Hi there. This is maybe a real basic, foundational...
# general
a
Hi there. This is maybe a real basic, foundational question, but I'm messing around with pants, and when I ran
./pants tailor
I noticed it recursed down into my python package to add a
BUILD
file to every level of the Python package. Is this required to have all of those
BUILD
files, or can you have one for each python package?
w
hey Donald!
while it isn’t necessary, we definitely recommend a
BUILD
file per relevant directory, as it’s effectively inevitable that you’ll need metadata for some of your files
and we’ve found that when you do have metadata for files (test timeouts, extra dependencies, etc), defining that metadata near/next-to those files reduces boilerplate significantly, and is easiest to reason about
a
Hrm, okay. I'll give that a try. I'm just experimenting right now with turning https://github.com/pypi/warehouse into a relatively small monorepo that has the main app + a few libs we've extracted from it over the years that are currently in their own repos + maybe a few isolated services. Most of my monorepo experience has been with go and bazel, but figured I'd try out pants since Bazel's python support is awful.
Thanks!
w
sure thing!
w
FYI: Similar discussion with a lot of comments and replies https://pantsbuild.slack.com/archives/C046T6T9U/p1652381728327739 Almost feel we need a FAQ for these kinda things
w
mm, the first link in that thread referencing the “Tip: one BUILD file per directory” callout is still pretty good: https://www.pantsbuild.org/docs/targets#target-generation
👍 1
but edits to include counterpoints would be … considered 😉
a
cool, I'll read through those. I don't really have a specific complaint about it, it just felt wrong? but that may just be myself being weird, but I conceptually don't think of it as I need to build some random project, but need to build some specific artifact, and those files are all inputs to that artifact, so I may just need to adjust my thinking
h
I'm a big fan of many BUILD files. The times I tend to avoid it are when I have something like a
testdata
directory for unit tests. If you place the
BUILD
file for those resources in that directory, you then have to use absolute references in the directory you care about (often only one level up) which is burdensome.

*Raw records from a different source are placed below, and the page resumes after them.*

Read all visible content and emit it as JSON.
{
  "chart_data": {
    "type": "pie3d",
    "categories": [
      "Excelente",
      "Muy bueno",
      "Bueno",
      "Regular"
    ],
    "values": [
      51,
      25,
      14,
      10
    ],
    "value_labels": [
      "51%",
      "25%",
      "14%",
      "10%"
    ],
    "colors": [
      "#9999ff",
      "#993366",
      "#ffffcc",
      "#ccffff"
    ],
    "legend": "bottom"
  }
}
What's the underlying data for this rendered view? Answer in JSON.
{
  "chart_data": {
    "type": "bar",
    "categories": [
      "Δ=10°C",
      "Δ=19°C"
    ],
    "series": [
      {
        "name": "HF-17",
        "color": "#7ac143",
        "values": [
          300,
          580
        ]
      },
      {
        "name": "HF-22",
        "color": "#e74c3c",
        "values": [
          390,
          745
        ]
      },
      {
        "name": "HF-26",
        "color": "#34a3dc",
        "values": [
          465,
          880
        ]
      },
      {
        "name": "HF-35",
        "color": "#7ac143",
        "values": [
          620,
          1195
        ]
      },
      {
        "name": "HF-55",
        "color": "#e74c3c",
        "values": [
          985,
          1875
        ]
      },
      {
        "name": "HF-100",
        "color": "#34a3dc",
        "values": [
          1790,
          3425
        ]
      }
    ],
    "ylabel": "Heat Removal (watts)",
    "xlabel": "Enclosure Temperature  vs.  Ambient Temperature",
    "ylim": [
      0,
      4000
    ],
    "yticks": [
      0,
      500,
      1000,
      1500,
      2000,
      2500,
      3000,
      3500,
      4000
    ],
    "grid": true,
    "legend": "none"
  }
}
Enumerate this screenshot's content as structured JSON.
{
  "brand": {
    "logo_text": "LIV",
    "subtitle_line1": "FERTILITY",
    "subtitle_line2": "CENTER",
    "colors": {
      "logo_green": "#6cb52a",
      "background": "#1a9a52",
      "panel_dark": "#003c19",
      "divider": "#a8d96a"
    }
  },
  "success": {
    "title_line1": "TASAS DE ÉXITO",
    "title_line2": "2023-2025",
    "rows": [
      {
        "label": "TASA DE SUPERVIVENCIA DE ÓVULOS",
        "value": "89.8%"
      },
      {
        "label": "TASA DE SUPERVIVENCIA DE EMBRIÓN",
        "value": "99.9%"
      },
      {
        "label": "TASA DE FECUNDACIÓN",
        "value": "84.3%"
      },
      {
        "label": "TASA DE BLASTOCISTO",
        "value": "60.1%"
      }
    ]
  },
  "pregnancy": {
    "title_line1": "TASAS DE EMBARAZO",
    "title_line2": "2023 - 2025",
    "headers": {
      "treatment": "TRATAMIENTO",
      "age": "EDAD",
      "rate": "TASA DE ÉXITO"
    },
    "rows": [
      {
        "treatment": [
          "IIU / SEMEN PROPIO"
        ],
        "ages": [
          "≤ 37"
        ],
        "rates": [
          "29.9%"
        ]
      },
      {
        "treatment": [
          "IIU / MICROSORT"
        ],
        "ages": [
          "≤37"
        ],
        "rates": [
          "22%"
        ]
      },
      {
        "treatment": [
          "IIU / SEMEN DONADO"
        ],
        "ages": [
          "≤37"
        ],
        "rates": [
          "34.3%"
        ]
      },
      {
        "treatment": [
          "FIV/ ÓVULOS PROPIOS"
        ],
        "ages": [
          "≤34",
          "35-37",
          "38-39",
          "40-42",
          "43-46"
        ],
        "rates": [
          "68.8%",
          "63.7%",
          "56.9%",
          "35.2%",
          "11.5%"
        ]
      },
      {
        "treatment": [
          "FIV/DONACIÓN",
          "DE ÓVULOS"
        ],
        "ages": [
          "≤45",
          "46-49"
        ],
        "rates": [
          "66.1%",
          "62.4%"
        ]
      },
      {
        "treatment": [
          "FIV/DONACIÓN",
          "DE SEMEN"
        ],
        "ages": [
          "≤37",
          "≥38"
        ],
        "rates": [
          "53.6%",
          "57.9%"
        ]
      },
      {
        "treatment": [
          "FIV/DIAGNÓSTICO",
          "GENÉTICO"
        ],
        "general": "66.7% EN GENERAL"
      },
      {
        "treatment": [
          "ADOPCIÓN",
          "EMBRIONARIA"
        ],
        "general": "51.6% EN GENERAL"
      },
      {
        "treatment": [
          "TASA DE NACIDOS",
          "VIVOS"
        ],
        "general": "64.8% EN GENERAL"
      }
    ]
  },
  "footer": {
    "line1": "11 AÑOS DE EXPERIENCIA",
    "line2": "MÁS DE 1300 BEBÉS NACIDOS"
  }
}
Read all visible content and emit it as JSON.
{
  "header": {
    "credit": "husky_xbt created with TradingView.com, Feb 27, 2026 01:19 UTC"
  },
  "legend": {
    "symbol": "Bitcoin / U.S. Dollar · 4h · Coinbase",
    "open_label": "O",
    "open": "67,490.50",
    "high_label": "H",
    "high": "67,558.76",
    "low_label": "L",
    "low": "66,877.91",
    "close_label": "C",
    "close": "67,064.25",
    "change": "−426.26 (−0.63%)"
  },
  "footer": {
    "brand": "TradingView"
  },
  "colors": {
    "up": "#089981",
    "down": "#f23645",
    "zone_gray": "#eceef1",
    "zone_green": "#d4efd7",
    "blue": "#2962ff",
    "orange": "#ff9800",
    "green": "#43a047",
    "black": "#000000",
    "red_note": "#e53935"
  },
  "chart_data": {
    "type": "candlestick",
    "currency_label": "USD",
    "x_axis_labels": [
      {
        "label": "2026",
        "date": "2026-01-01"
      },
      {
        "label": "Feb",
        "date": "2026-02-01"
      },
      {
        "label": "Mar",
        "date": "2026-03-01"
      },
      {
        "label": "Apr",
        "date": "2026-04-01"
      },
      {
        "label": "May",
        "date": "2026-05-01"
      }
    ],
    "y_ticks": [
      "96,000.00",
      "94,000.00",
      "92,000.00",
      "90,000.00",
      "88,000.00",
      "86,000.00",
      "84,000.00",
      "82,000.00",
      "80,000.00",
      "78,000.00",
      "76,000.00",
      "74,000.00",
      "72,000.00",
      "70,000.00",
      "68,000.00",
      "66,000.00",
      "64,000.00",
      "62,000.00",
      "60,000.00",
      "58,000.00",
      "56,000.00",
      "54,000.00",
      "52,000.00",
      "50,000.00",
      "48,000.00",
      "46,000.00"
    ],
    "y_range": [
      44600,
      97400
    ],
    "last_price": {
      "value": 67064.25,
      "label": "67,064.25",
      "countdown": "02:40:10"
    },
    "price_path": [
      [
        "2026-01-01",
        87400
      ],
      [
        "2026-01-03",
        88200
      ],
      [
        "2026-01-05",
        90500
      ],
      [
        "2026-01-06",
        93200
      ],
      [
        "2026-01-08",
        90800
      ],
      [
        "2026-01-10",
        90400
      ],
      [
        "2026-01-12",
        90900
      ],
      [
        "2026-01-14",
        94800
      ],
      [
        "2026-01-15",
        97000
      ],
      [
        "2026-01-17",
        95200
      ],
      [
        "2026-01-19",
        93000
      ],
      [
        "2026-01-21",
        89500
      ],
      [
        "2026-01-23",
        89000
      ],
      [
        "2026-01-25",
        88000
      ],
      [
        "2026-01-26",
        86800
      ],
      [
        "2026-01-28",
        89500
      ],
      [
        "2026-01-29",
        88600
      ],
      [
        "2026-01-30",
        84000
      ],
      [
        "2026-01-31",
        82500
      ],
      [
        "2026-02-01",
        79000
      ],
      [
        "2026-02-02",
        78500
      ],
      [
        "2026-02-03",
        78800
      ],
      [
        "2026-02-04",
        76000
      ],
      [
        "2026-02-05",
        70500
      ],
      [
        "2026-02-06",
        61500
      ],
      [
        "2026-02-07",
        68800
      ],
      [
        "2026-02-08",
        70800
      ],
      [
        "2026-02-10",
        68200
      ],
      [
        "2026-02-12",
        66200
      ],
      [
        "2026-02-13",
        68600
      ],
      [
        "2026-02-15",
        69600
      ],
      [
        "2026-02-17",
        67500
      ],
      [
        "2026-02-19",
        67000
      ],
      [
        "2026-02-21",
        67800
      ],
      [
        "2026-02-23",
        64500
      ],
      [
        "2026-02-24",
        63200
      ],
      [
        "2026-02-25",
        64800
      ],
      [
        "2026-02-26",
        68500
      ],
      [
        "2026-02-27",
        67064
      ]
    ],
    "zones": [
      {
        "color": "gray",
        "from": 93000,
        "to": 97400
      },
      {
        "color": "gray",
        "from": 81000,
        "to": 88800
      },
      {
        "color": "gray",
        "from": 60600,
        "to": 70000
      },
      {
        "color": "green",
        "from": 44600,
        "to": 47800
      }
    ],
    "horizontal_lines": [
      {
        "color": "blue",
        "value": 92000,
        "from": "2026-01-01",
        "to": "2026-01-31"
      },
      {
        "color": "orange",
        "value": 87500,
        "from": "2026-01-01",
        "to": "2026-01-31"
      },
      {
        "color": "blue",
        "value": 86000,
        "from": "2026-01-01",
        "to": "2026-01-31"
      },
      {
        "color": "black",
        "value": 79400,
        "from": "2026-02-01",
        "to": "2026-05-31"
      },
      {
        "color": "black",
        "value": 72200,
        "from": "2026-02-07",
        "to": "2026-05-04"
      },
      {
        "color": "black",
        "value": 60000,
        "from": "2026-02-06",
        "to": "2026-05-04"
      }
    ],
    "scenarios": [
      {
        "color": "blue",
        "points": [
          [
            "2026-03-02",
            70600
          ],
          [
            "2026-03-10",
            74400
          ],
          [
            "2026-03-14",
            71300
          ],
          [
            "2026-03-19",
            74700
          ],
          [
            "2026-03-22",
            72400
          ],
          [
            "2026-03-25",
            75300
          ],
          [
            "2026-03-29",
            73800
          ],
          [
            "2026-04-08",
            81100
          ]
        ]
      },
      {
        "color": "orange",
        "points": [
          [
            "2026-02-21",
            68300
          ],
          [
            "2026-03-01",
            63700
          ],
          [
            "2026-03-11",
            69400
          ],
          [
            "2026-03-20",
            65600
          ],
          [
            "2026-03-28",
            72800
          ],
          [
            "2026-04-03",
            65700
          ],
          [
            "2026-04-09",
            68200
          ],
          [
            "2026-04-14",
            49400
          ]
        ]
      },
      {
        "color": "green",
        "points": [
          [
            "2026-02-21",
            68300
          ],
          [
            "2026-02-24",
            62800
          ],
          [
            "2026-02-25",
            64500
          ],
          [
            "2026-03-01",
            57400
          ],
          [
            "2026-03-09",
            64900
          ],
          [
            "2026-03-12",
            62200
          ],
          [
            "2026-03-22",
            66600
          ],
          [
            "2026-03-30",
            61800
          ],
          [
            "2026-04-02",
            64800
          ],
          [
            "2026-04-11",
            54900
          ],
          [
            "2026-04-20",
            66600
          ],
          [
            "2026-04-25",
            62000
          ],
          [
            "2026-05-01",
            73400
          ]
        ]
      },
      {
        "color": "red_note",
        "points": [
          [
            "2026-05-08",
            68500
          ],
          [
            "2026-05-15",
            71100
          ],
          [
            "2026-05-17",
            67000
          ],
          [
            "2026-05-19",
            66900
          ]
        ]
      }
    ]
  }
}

Instead, I like referencing my testdata files where my test targets live so I can use simpler target syntax when setting dependencies.
h
To clarify though - if you don't want that many BUILD files you can manually create a smaller number of them, and use recursive globs (e.g.,
**/*.py
) in their
sources=
to capture all the subdirs.
We've found that this may not be ideal, but you can definitely do it if you have reason to prefer it
tailor
won't help you there though, but you could roll your own similar thing, or just do it manually since there would be a lot fewer to begin with.